Qui veut une petite leçon d’économie européenne par le dernier Nobel de cette matière ?

Dans le New York Times d’aujourd’hui, de Paul Krugman, l’article suivant (traduction)[1].

Il y a une extraordinaire – et extraordinairement dépressive – interview dans Newsweek de Peer Steinbrueck, le ministre des finances allemand. L’économie mondiale est en train de faire un terrible plongeon, visible partout. Et Mr. Steinbrueck s’oppose fermement à toute mesure fiscale extraordinaire, et dénonce Gordon Brown pour son « keynésianisme crasseux ».
Vous pouvez vous demander pourquoi cela retient notre attention. L’économie allemande est certes la plus grande d’Europe, mais elle ne représente qu’un cinquième du PIB de l’U.E., et environ un quart de l’économie US. Aussi en quoi l’intransigeance allemande a-t-elle de l’importance ?
La réponse est que la nature de la crise, combinée avec le haut degré d’intégration de l’économie européenne, confère à l’Allemagne un rôle stratégique spécial actuellement – et Mr. Steinbrueck est en conséquence en train d’accomplir une quantité remarquable de dégâts.
Voici l’enjeu : nous nous dirigeons rapidement vers un monde dans lequel la politique monétaire a peu ou pas d’effet : les taux des bons du Trésor aux États-unis sont déjà à zéro, et un taux proche de zéro va bientôt prévaloir dans la zone euro. La politique fiscale est tout ce qui reste. Mais en Europe il est très difficile de faire une expansion fiscale à moins qu’elle soit coordonnée.
La raison en est que l’économie européenne est tellement intégrée : les pays européen dépensent en moyenne un quart de leur PIB en importations entre eux.
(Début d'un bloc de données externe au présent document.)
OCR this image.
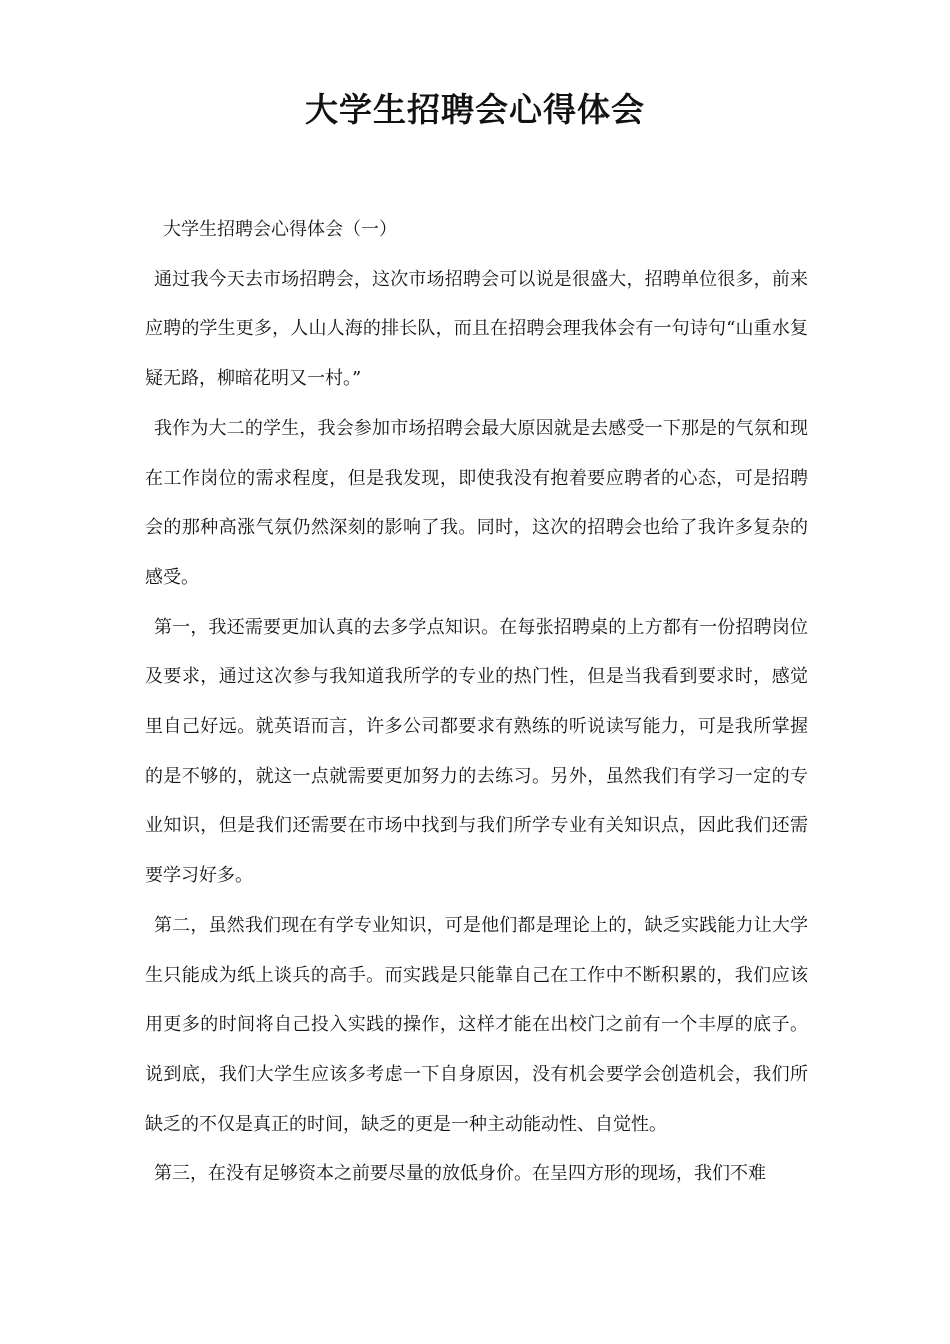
大学生招聘会心得体会
大学生招聘会心得体会（一）

通过我今天去市场招聘会，这次市场招聘会可以说是很盛大，招聘单位很多，前来应聘的学生更多，人山人海的排长队，而且在招聘会理我体会有一句诗句“山重水复疑无路，柳暗花明又一村。”

我作为大二的学生，我会参加市场招聘会最大原因就是去感受一下那是的气氛和现在工作岗位的需求程度，但是我发现，即使我没有抱着要应聘者的心态，可是招聘会的那种高涨气氛仍然深刻的影响了我。同时，这次的招聘会也给了我许多复杂的感受。

第一，我还需要更加认真的去多学点知识。在每张招聘桌的上方都有一份招聘岗位及要求，通过这次参与我知道我所学的专业的热门性，但是当我看到要求时，感觉里自己好远。就英语而言，许多公司都要求有熟练的听说读写能力，可是我所掌握的是不够的，就这一点就需要更加努力的去练习。另外，虽然我们有学习一定的专业知识，但是我们还需要在市场中找到与我们所学专业有关知识点，因此我们还需要学习好多。

第二，虽然我们现在有学专业知识，可是他们都是理论上的，缺乏实践能力让大学生只能成为纸上谈兵的高手。而实践是只能靠自己在工作中不断积累的，我们应该用更多的时间将自己投入实践的操作，这样才能在出校门之前有一个丰厚的底子。说到底，我们大学生应该多考虑一下自身原因，没有机会要学会创造机会，我们所缺乏的不仅是真正的时间，缺乏的更是一种主动能动性、自觉性。

第三，在没有足够资本之前要尽量的放低身价。在呈四方形的现场，我们不难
Puisque les importations tendent à augmenter ou à diminuer plus vite que le PIB durant un cycle économique, cela signifie probablement qu’environ 40% de la variation de la demande finale s’échappe en traversant les frontières intra européennes. Il en résulte que le multiplicateur d’une politique fiscale dans un seul pays est moindre que le multiplicateur d’une expansion fiscale coordonnée. Et cela signifie donc que l’échange de déficits contre un soutien de l’économie, en temps de crise, est beaucoup moins favorable pour n’importe quel pays européen qui le ferait seul que s’il est fait par l’Europe dans son ensemble.
En bref, c’est un exemple classique d’une situation dans laquelle la coordination des politiques est essentielle – mais vous n’obtiendrez pas de coordination si le responsable de la politique de la plus grande économie européenne refuse d’y participer.
Et si l’Allemagne empêche une réponse européenne efficace, cela va accroître de manière importante la sévérité de la crise dans son ensemble.
Pour résumer, il y a un puissant effet multiplicateur en action ; malheureusement il est en train de multiplier l’impact de la stupidité actuelle du gouvernement allemand.

L’avant dernière phrase, très inquiétante, nous invite à suivre de très près l’évolution du plan de relance allemand.